Turnbull A V, Vaughan J, Rivier J E, Vale W W, Rivier C
The Clayton Foundation Laboratories for Peptide Biology, The Salk Institute, La Jolla, California 92037, USA.
Endocrinology. 1999 Jan;140(1):71-8. doi: 10.1210/endo.140.1.6419.

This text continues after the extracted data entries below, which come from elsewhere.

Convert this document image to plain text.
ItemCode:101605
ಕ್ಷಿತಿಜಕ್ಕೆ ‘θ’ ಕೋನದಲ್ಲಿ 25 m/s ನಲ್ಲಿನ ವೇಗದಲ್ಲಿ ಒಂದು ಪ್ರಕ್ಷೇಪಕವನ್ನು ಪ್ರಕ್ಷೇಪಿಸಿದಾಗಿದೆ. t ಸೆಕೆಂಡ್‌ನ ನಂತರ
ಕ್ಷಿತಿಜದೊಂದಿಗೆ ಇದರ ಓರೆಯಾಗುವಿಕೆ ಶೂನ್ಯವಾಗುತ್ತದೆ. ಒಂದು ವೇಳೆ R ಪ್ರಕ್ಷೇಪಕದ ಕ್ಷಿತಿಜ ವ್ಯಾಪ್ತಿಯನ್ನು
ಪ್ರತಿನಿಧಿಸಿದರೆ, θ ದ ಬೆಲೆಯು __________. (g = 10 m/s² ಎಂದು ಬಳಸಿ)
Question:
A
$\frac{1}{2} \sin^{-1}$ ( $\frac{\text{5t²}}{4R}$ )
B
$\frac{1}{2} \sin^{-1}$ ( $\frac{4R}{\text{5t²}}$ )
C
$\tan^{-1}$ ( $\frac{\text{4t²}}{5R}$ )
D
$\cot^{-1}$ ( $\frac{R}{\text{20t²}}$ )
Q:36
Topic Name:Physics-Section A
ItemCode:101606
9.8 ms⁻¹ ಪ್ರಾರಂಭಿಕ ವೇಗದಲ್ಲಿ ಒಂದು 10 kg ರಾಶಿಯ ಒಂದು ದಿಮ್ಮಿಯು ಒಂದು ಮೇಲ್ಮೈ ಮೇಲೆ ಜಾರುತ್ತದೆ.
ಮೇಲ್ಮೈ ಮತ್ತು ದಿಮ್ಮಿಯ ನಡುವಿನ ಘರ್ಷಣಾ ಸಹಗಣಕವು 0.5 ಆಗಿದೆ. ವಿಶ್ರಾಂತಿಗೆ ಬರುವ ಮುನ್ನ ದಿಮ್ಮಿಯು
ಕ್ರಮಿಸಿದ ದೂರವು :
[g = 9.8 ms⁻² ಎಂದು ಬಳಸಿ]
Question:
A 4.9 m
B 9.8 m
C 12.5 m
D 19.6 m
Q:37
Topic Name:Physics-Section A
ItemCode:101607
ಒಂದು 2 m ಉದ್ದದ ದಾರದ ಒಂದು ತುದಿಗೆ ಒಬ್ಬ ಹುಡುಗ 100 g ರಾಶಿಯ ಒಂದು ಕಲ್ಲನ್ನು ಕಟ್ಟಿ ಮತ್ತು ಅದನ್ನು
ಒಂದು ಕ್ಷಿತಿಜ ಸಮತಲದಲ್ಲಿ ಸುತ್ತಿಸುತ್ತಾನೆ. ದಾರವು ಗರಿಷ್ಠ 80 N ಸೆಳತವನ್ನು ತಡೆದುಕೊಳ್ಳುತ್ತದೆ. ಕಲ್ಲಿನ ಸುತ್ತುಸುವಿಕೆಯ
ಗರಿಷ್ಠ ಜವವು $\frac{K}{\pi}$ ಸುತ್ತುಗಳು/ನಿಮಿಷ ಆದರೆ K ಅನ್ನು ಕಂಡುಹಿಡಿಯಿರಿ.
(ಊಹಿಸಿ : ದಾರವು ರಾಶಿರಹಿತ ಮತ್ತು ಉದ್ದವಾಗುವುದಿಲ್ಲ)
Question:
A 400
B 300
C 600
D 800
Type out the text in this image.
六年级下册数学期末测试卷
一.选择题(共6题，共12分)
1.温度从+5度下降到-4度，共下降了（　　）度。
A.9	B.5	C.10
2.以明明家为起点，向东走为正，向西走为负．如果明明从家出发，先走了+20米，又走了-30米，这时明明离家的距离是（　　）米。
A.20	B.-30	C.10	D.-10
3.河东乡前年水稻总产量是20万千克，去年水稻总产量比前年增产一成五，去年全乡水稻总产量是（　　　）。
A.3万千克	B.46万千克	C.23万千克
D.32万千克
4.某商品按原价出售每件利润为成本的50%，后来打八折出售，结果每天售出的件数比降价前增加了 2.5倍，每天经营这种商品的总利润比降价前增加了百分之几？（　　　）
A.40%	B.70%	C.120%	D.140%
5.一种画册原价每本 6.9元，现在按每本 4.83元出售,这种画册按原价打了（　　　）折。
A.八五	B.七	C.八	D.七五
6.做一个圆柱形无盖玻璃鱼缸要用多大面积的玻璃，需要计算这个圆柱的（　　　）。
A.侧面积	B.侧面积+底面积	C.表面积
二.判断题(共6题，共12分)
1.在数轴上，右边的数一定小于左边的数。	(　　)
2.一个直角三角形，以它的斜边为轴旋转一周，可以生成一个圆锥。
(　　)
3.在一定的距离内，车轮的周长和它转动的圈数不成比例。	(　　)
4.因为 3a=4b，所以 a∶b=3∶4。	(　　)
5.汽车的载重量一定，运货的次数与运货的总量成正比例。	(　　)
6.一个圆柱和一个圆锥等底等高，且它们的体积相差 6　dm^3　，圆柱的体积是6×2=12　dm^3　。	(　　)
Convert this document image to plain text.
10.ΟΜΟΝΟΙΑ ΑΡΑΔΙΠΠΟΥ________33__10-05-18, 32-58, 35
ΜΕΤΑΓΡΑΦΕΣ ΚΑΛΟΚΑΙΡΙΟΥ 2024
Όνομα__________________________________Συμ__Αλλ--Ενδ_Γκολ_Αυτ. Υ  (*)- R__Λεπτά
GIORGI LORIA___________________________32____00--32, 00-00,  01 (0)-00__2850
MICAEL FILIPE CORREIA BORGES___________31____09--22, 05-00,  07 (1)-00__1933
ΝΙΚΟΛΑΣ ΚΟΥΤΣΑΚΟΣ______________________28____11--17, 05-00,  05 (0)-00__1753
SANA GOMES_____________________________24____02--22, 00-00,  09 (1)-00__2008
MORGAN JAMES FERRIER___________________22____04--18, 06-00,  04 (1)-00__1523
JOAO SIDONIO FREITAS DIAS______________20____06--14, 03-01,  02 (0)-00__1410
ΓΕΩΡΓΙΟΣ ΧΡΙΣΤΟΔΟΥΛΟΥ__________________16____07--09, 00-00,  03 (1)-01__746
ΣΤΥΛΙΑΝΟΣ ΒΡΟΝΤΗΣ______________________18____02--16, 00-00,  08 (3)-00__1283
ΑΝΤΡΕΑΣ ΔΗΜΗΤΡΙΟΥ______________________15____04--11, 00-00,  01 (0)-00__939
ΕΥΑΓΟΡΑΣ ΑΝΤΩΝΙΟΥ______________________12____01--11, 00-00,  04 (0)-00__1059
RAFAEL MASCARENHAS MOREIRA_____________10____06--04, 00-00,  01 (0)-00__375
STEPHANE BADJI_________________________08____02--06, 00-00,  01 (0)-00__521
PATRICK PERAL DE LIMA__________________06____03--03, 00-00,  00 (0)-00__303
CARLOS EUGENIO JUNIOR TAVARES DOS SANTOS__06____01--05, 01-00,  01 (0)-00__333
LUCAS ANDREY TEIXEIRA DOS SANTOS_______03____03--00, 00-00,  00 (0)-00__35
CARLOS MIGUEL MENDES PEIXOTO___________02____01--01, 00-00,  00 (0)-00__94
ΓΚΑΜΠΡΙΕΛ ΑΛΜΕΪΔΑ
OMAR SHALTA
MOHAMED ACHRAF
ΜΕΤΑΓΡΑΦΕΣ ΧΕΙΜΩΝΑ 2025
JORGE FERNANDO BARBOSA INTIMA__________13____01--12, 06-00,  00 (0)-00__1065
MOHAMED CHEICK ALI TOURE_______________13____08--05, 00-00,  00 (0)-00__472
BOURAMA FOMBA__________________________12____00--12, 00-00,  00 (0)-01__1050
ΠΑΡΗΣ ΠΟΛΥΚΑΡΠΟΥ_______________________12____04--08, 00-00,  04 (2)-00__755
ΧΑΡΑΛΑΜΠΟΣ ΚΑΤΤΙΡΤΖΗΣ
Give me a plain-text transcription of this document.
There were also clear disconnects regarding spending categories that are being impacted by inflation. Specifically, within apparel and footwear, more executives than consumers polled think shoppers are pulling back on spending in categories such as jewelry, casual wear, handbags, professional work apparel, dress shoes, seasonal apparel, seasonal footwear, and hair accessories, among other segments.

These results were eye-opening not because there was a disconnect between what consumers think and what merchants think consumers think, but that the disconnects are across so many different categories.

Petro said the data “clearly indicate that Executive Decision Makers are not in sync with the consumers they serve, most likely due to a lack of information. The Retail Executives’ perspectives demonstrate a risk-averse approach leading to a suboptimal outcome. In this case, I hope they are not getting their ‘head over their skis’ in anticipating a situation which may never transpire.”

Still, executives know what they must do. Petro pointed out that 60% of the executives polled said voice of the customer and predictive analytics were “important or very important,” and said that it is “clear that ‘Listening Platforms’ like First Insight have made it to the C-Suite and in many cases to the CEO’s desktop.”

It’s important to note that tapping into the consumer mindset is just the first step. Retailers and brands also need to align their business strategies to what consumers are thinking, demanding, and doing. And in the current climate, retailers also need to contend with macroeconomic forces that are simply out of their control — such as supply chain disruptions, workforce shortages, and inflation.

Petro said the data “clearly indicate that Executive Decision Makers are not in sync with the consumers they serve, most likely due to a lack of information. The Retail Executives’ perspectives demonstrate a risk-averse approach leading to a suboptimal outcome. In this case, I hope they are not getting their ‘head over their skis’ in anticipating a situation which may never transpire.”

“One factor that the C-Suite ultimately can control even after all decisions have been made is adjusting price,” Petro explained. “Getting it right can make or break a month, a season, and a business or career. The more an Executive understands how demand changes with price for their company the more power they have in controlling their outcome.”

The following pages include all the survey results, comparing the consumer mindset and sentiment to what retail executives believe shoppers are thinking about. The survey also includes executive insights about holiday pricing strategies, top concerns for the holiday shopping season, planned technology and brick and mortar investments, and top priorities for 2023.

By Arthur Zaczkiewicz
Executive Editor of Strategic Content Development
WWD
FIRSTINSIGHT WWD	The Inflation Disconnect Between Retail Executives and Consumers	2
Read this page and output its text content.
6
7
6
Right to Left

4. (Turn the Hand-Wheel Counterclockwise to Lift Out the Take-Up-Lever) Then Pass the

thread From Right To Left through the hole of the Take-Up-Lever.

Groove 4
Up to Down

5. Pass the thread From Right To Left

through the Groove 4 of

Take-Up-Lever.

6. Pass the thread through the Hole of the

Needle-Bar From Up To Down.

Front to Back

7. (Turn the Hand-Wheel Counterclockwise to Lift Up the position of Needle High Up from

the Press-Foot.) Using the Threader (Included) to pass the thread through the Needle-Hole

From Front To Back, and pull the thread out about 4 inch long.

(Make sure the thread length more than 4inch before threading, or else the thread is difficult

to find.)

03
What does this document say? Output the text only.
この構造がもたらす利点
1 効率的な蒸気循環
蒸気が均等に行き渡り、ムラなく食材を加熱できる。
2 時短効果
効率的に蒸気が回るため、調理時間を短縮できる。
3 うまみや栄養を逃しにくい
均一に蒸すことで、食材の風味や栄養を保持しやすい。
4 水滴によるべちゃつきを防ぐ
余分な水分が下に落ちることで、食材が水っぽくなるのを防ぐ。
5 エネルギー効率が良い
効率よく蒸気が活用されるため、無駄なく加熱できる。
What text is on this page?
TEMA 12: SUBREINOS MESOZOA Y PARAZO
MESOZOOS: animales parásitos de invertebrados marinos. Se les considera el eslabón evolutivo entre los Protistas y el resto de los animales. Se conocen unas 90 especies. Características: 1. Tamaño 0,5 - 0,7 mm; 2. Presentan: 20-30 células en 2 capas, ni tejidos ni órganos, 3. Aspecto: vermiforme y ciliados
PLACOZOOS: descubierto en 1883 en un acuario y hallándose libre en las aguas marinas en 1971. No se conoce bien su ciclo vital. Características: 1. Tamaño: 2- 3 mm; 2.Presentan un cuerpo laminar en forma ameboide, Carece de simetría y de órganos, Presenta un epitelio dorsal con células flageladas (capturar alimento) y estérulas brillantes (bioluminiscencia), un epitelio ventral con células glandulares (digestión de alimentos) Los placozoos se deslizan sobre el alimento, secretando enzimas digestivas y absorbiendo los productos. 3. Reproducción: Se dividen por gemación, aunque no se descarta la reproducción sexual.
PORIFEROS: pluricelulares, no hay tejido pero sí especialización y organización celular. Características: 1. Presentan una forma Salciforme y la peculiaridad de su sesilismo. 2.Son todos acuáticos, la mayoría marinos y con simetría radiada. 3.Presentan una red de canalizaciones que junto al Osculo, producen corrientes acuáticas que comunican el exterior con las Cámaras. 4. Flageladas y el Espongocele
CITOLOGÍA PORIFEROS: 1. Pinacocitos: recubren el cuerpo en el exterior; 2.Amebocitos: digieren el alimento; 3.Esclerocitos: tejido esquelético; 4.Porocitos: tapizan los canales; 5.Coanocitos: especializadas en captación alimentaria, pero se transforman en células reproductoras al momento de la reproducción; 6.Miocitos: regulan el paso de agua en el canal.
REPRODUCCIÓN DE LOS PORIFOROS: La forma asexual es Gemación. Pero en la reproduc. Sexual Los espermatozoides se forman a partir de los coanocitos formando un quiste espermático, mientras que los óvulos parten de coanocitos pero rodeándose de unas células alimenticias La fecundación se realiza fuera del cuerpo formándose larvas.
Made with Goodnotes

Urocortin (Ucn) is a newly identified mammalian member of the CRF family of peptides. Ucn activates CRF receptors (both CRF-R1 and CRF-R2) with greater potency than CRF itself, suggesting that Ucn may play an endogenous role in eliciting (at least some) CRF receptor-mediated events. Because the most characterized physiological function of CRF receptors is the activation of pituitary ACTH secretion, we have compared the effects and potential endogenous roles of CRF and Ucn in regulating plasma ACTH concentrations in intact male rats. Synthetic rat Ucn injected i.v. (0.09-9.0 nmol/kg) elicited ACTH secretion in a dose-dependent manner, causing greater ACTH secretion than CRF at each dose tested. The increases in plasma ACTH concentrations produced by CRF or Ucn were virtually abolished by pretreatment with the CRF receptor antagonist, astressin (3 mg/kg), and were partially attenuated (by 27-37%) by an antiarginine vasopressin serum. These data indicate that both Ucn and CRF elicit ACTH secretion via CRF receptor-dependent mechanisms, and that the ACTH-releasing activities of both CRF and Ucn are potentiated by endogenous arginine vasopressin. Intravenous administration of rabbit anti-Ucn serum, which inhibited ACTH secretion produced by Ucn, but not CRF, had no statistically significant effect on either resting (midday) plasma ACTH concentrations or the rise in ACTH levels elicited by 30 min of intermittent electrofootshocks. By contrast, treatment with a rabbit anti-CRF serum that specifically inhibited the ACTH response to CRF lowered plasma concentrations in control unstressed rats and largely prevented the plasma ACTH response to electrofootshocks. These data indicate that although Ucn is a more potent ACTH secretagogue than CRF in the intact male rat, it is not a major endogenous regulator of pituitary ACTH secretion under basal (midday) conditions or during acute footshock stress.
尿皮质素(Ucn)是促肾上腺皮质激素释放因子(CRF)肽家族新发现的哺乳动物成员。Ucn激活CRF受体(CRF-R1和CRF-R2)的效力比CRF本身更强,这表明Ucn可能在引发(至少部分)CRF受体介导的事件中发挥内源性作用。由于CRF受体最具特征的生理功能是激活垂体促肾上腺皮质激素(ACTH)分泌,我们比较了CRF和Ucn在调节完整雄性大鼠血浆ACTH浓度方面的作用及潜在内源性作用。静脉注射合成大鼠Ucn(0.09 - 9.0 nmol/kg)以剂量依赖方式引发ACTH分泌,在每个测试剂量下引起的ACTH分泌均比CRF更多。CRF受体拮抗剂阿斯特辛(3 mg/kg)预处理几乎完全消除了CRF或Ucn引起的血浆ACTH浓度升高,抗精氨酸加压素血清使其部分减弱(27 - 37%)。这些数据表明,Ucn和CRF均通过CRF受体依赖性机制引发ACTH分泌,并且内源性精氨酸加压素增强了CRF和Ucn的促ACTH释放活性。静脉注射兔抗Ucn血清可抑制Ucn而非CRF产生的ACTH分泌,对静息(中午)血浆ACTH浓度或30分钟间歇性电休克引起的ACTH水平升高均无统计学显著影响。相比之下,用特异性抑制对CRF的ACTH反应的兔抗CRF血清处理,可降低对照未应激大鼠的血浆浓度,并在很大程度上阻止了血浆ACTH对电休克的反应。这些数据表明,尽管在完整雄性大鼠中Ucn作为ACTH促分泌剂比CRF更有效,但在基础(中午)条件下或急性足部电击应激期间,它并非垂体ACTH分泌的主要内源性调节因子。